In [19]:
import torch
import torch.nn as nn
import torch.optim as optim
import torchvision
import torchvision.transforms as transforms
import numpy as np
import random


# class SimpleMLP(nn.Module):
#     def __init__(self, input_size, hidden_size, num_classes):
#         super(SimpleMLP, self).__init__()
#         self.fc1 = nn.Linear(input_size, hidden_size)
#         self.relu = nn.ReLU()
#         self.fc2 = nn.Linear(hidden_size, num_classes)

#     def forward(self, x):
#         x = x.view(x.size(0), -1)
#         x = self.fc1(x)
#         x = self.relu(x)
#         x = self.fc2(x)
#         return x

class CombinedMLP(nn.Module):
    def __init__(self, input_size, hidden_size, num_classes, state_dicts):
        super(CombinedMLP, self).__init__()
        self.alpha = nn.Parameter(torch.randn(1))
        self.beta = nn.Parameter(torch.randn(1))
        self.gamma = nn.Parameter(torch.randn(1))

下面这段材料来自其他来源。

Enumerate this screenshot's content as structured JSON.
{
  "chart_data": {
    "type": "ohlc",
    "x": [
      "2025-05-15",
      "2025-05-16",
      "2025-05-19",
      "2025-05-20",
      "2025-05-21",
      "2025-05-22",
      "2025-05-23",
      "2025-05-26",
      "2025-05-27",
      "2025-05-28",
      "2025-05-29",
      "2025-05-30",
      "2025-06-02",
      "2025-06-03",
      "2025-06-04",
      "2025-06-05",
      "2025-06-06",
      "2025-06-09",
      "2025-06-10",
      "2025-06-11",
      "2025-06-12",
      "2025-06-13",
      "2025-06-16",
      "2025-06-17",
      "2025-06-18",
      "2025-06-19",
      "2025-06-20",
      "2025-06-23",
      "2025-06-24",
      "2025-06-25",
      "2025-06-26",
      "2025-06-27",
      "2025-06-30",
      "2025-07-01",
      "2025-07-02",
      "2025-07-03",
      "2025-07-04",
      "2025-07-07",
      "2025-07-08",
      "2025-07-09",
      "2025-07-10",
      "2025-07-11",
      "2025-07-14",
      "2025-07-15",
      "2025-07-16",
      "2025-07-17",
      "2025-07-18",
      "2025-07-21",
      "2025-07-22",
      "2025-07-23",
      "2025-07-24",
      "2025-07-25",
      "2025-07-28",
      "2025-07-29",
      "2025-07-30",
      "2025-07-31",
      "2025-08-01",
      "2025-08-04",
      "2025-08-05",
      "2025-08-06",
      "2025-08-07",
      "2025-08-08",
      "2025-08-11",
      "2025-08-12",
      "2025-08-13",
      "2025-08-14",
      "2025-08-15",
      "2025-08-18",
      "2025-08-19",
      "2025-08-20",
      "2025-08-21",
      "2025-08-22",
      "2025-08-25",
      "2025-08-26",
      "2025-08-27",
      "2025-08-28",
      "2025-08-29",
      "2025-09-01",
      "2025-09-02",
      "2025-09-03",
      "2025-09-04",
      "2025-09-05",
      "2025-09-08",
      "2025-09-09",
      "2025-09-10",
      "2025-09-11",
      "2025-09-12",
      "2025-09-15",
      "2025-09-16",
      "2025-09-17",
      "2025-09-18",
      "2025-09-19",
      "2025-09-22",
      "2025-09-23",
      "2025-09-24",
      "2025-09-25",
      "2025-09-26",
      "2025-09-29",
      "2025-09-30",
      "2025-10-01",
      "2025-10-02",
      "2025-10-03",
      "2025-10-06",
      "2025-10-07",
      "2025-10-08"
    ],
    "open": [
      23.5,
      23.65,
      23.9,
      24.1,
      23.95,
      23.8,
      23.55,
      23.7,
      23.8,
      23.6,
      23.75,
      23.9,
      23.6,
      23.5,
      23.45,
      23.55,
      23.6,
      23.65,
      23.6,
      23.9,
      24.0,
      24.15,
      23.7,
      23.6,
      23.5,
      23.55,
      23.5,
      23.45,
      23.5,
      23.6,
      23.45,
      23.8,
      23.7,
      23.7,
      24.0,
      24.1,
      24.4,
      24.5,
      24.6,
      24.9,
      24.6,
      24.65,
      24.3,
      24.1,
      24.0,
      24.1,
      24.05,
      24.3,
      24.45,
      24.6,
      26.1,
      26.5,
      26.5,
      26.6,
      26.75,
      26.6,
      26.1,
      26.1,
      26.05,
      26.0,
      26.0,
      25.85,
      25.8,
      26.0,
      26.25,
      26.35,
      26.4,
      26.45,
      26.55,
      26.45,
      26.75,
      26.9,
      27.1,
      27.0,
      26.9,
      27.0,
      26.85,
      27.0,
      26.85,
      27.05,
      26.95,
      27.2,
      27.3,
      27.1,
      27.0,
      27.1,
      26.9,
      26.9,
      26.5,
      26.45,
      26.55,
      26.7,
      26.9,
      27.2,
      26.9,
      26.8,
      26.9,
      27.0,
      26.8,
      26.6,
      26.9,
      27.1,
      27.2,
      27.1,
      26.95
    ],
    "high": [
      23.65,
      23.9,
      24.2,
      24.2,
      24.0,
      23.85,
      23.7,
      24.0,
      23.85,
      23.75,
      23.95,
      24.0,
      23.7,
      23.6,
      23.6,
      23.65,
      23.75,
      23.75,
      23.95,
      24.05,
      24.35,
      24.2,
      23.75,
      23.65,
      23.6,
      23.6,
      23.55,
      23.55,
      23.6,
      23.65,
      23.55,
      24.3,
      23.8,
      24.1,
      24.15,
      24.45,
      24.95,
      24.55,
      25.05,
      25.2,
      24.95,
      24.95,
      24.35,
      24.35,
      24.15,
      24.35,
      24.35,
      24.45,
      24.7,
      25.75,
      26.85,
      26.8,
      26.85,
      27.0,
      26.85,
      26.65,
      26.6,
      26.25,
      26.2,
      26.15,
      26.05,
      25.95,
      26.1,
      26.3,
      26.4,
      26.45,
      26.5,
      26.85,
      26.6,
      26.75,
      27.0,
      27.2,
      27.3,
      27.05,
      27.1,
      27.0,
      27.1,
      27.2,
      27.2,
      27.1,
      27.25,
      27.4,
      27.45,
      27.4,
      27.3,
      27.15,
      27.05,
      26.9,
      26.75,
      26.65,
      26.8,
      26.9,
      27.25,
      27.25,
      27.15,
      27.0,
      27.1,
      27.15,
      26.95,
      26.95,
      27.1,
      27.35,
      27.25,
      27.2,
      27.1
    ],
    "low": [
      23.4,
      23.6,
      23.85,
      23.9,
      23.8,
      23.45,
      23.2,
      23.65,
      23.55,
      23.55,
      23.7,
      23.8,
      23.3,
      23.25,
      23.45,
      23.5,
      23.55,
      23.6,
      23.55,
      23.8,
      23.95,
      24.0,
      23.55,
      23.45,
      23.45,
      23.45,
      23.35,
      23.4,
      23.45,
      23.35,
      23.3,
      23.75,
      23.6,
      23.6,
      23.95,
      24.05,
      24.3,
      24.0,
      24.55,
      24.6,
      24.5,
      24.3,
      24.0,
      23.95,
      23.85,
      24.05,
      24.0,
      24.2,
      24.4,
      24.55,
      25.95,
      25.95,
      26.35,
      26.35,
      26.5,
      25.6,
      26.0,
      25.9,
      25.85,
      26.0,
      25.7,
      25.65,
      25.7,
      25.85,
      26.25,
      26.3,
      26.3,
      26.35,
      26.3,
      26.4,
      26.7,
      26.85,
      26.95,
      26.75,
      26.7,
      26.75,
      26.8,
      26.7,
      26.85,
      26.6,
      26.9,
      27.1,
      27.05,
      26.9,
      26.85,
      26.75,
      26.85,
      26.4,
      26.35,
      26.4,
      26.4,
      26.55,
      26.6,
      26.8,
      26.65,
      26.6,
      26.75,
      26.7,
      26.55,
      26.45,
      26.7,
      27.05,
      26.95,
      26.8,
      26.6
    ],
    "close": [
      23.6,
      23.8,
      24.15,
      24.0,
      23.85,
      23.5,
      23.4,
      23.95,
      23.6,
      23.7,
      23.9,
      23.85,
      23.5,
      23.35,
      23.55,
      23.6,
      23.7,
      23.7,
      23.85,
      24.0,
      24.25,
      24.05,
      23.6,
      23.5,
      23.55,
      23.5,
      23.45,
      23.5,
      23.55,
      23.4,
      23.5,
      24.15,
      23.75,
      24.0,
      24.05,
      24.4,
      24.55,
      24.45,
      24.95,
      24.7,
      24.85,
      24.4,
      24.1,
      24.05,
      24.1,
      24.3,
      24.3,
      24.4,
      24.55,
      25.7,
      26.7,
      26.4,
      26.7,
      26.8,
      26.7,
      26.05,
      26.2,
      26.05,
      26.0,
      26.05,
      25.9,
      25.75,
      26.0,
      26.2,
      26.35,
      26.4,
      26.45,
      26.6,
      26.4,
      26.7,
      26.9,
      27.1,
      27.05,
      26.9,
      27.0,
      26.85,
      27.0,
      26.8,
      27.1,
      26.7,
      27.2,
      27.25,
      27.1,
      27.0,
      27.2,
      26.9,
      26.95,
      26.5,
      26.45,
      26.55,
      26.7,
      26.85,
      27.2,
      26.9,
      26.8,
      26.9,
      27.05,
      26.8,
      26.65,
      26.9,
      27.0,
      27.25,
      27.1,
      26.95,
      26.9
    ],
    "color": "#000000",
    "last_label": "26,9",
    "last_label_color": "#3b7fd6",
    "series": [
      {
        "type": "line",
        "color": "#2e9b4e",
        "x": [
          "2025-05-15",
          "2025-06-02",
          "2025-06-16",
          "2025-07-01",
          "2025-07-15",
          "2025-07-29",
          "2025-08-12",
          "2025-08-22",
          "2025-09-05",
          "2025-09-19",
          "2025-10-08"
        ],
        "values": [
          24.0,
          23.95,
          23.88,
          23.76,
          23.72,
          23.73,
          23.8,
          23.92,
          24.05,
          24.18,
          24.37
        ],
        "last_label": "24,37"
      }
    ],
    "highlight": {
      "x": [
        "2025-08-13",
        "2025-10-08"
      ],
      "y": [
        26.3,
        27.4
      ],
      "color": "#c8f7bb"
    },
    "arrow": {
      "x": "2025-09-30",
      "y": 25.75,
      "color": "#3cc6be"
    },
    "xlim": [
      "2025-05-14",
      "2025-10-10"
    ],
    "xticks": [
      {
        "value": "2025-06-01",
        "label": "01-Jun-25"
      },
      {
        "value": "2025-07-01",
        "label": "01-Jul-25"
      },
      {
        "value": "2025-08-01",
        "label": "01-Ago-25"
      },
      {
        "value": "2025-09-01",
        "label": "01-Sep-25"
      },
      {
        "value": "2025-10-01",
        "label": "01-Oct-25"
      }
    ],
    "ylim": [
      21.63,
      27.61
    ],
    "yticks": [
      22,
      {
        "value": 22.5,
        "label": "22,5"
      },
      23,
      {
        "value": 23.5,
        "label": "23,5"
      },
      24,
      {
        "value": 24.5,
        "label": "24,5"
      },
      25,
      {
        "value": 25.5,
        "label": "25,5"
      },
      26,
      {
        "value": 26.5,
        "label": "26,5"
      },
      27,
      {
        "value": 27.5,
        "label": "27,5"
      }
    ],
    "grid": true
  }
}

        self.pretrained_weights = state_dicts
        self.relu = nn.ReLU()

    def forward(self, x):
        x = x.view(x.size(0), -1)

        # 归一化权重
        total = self.alpha + self.beta + self.gamma
        norm_alpha = self.alpha / total
        norm_beta = self.beta / total
        norm_gamma = self.gamma / total

        combined_weight1 = norm_alpha * self.pretrained_weights[0]['fc1.weight'] + norm_beta * \
            self.pretrained_weights[1]['fc1.weight'] + \
            norm_gamma * self.pretrained_weights[2]['fc1.weight']
        combined_bias1 = norm_alpha * self.pretrained_weights[0]['fc1.bias'] + norm_beta * \
            self.pretrained_weights[1]['fc1.bias'] + \
            norm_gamma * self.pretrained_weights[2]['fc1.bias']
        x = F.linear(x, combined_weight1, combined_bias1)

        x = self.relu(x)

        combined_weight2 = norm_alpha * self.pretrained_weights[0]['fc2.weight'] + norm_beta * \
            self.pretrained_weights[1]['fc2.weight'] + \
            norm_gamma * self.pretrained_weights[2]['fc2.weight']
        combined_bias2 = norm_alpha * self.pretrained_weights[0]['fc2.bias'] + norm_beta * \
            self.pretrained_weights[1]['fc2.bias'] + \
            norm_gamma * self.pretrained_weights[2]['fc2.bias']
        x = F.linear(x, combined_weight2, combined_bias2)

        return x



# 1. 检查CUDA是否可用
device = torch.device('cuda' if torch.cuda.is_available() else 'cpu')

# 2. 定义简单的多层感知机

seed = 3
torch.manual_seed(seed)
torch.cuda.manual_seed(seed)
torch.backends.cudnn.deterministic = True
torch.backends.cudnn.benchmark = False
np.random.seed(seed)
random.seed(seed)


In [6]:
import torch
import torch.nn as nn
import torch.optim as optim
import torchvision
import torchvision.transforms as transforms
import numpy as np
import random





# 3. 加载MNIST数据集
transform = transforms.Compose(
    [transforms.ToTensor(), transforms.Normalize((0.5,), (0.5,))])
train_dataset = torchvision.datasets.MNIST(
    root='./data', train=True, transform=transform, download=True)
train_loader = torch.utils.data.DataLoader(
    dataset=train_dataset, batch_size=100, shuffle=True)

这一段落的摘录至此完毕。